The research director of the Centre for Policy Dialogue called for finding out the actual reasons for the low investments and addressing the bottlenecks.
M Masrur Reaz, chairman of the Policy Exchange of Bangladesh, said investment realisation has not been happening in and outside of economic zones owing to the local currency volatility over the last 18 months.
The taka has lost its value by nearly 30 percent against the US dollar since January last year, central bank data showed.
The former economist of the International Finance Corporation said investors got cooperation when they received the allocation of land from the Beza.

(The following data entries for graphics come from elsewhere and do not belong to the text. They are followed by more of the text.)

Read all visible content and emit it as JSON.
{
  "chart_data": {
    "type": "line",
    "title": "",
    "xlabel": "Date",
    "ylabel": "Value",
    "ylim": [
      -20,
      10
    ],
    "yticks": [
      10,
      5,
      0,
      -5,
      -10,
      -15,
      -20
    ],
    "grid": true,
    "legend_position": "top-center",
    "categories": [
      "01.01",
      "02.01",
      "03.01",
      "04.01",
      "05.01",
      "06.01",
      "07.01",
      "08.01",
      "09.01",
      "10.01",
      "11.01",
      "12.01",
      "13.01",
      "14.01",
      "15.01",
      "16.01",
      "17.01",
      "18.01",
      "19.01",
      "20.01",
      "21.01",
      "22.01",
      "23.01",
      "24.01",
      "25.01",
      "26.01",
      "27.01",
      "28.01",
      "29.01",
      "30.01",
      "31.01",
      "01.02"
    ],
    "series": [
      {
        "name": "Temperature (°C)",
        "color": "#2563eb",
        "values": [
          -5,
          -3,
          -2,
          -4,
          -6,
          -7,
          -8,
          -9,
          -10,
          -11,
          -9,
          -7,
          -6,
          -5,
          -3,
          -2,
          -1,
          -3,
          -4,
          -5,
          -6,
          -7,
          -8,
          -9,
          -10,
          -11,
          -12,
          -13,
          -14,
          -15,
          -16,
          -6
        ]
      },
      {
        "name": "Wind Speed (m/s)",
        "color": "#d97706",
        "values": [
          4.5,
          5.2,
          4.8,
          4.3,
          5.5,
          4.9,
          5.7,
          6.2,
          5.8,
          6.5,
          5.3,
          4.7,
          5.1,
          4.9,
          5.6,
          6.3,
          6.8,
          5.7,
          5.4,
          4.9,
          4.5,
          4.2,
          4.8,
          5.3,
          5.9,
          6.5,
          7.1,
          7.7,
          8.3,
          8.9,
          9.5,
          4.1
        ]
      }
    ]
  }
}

"However, they faced challenges while availing permissions from various regulators to translate their investment plans into reality as well as for various services. As a result, investment realisation has remained low."
Beza's Harun hopes the actual investment will go up once factories that have been set up in the zones go into production as others will be encouraged to follow suit. The lower investment in the economic zones comes at a time when investment is falling globally.
For example, global flows of FDI fell by 12 percent to $1.3 trillion in 2022, according to the World Investment Report 2023 prepared by the United Nations Conference on Trade and Development.